The origins of St. Valentine's Day and the customs associated with it are very much contested, but the tradition of sending anonymous messages to loved ones on 14 February thrived in the 18th century and remains as popular today.
The earliest recognisable valentines were handmade from single sheets of paper, folded and then sealed with wax. They would then be hand-delivered by the sender, who would slip the valentine under the door or tie it to the door knocker.
Each example from this period is virtually unique as pre-made cards were unavailable at this time. Valentines were individually devised and handmade by the sender and usually feature true-love knots, rebuses, acrostics, puzzles and poetry. Creating valetines involved plenty of spare time as well as a degree of artistic ability and skill. It was fashionable for designs to display pin-prick work, hand embossing, cameos and colouring by hand.
Collected verses known as 'Valentine Writers' were published for use in handmade valentines, featuring poetry both sentimental and comic.
The Industrial Revolution saw rapid advances in printing and manufacturing techniques. Machines mass-produced a wide variety of fancy paper goods and the greetings card industry was born. Valentines from this period are engraved, woodcut and lithographed and hand-coloured. Valentines were left blank, so that the purchaser could add their own message.
Intricate etched and cut-out designs such as flower cage, beehive and cobweb decoration were more expensive and yet hugely popular. Paper lace valentines are highly decorative designs with beautifully embossed and cut-out borders. Highly collectable, the name of the manufacturer can sometimes be hidden amongst the lace design.

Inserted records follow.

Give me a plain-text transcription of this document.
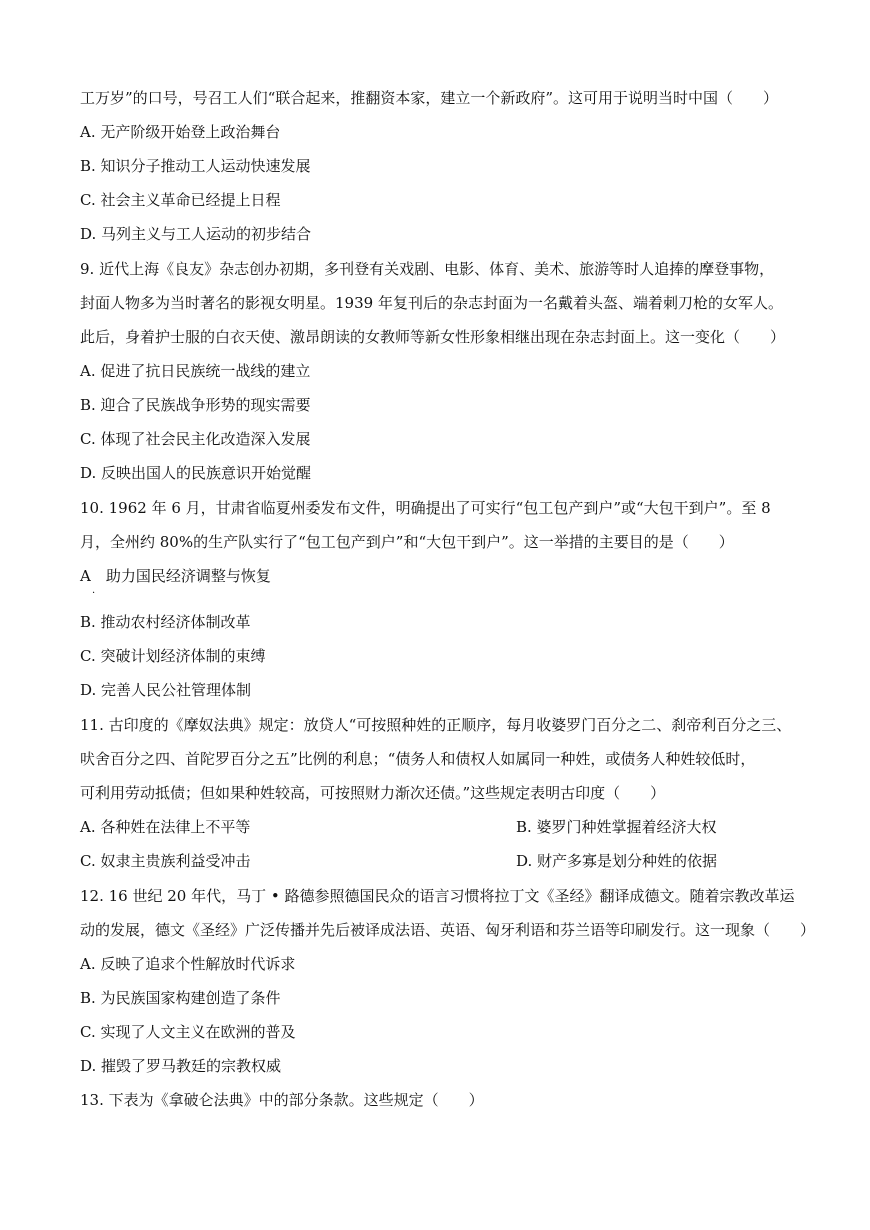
工万岁”的口号，号召工人们“联合起来，推翻资本家，建立一个新政府”。这可用于说明当时中国（　　）
A. 无产阶级开始登上政治舞台
B. 知识分子推动工人运动快速发展
C. 社会主义革命已经提上日程
D. 马列主义与工人运动的初步结合
9. 近代上海《良友》杂志创办初期，多刊登有关戏剧、电影、体育、美术、旅游等时人追捧的摩登事物，
封面人物多为当时著名的影视女明星。1939 年复刊后的杂志封面为一名戴着头盔、端着刺刀枪的女军人。
此后，身着护士服的白衣天使、激昂朗读的女教师等新女性形象相继出现在杂志封面上。这一变化（　　）
A. 促进了抗日民族统一战线的建立
B. 迎合了民族战争形势的现实需要
C. 体现了社会民主化改造深入发展
D. 反映出国人的民族意识开始觉醒
10. 1962 年 6 月，甘肃省临夏州委发布文件，明确提出了可实行“包工包产到户”或“大包干到户”。至 8
月，全州约 80%的生产队实行了“包工包产到户”和“大包干到户”。这一举措的主要目的是（　　）
A　助力国民经济调整与恢复
·
B. 推动农村经济体制改革
C. 突破计划经济体制的束缚
D. 完善人民公社管理体制
11. 古印度的《摩奴法典》规定：放贷人“可按照种姓的正顺序，每月收婆罗门百分之二、刹帝利百分之三、
吠舍百分之四、首陀罗百分之五”比例的利息；“债务人和债权人如属同一种姓，或债务人种姓较低时，
可利用劳动抵债；但如果种姓较高，可按照财力渐次还债。”这些规定表明古印度（　　）
A. 各种姓在法律上不平等	B. 婆罗门种姓掌握着经济大权
C. 奴隶主贵族利益受冲击	D. 财产多寡是划分种姓的依据
12. 16 世纪 20 年代，马丁 • 路德参照德国民众的语言习惯将拉丁文《圣经》翻译成德文。随着宗教改革运
动的发展，德文《圣经》广泛传播并先后被译成法语、英语、匈牙利语和芬兰语等印刷发行。这一现象（　　）
A. 反映了追求个性解放时代诉求
B. 为民族国家构建创造了条件
C. 实现了人文主义在欧洲的普及
D. 摧毁了罗马教廷的宗教权威
13. 下表为《拿破仑法典》中的部分条款。这些规定（　　）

Comic valentines were hugely popular at this time and were meant to trick and amuse the recipient rather than to delight. Some comic valentines are designed to be witty and humorous, but mostly they were abusive and caused great offence.
Perfumer Eugene Rimmel was the leading name in perfumed sachet valentine production. His exquisite designs featured hidden messages printed on elegant silk pads that had been fragranced with perfume. Such designs were only for the rich, costing retailers between 6d and half a guinea each.
Kate Greenaway designed her first valentine for Marcus Ward & Co. in 1867. This went on to sell 25,000 copies in its first weeks of issue. She spent ten years designing greetings cards before going on to produce her famous and greatly revered books for children.
Valentines grew ever more elaborate and were overly decorated with items such as dried and waxed flowers, seaweed, shells, mirrors, ivory, ribbon, beads and fabric. Mechanical, multi-layered and three-dimensional valentines were growing ever larger and arguably less tasteful in design.
Examples of valentines from the 19th century can be found in the Library of Birmingham's collection of Victorian and Edwardian scrap books.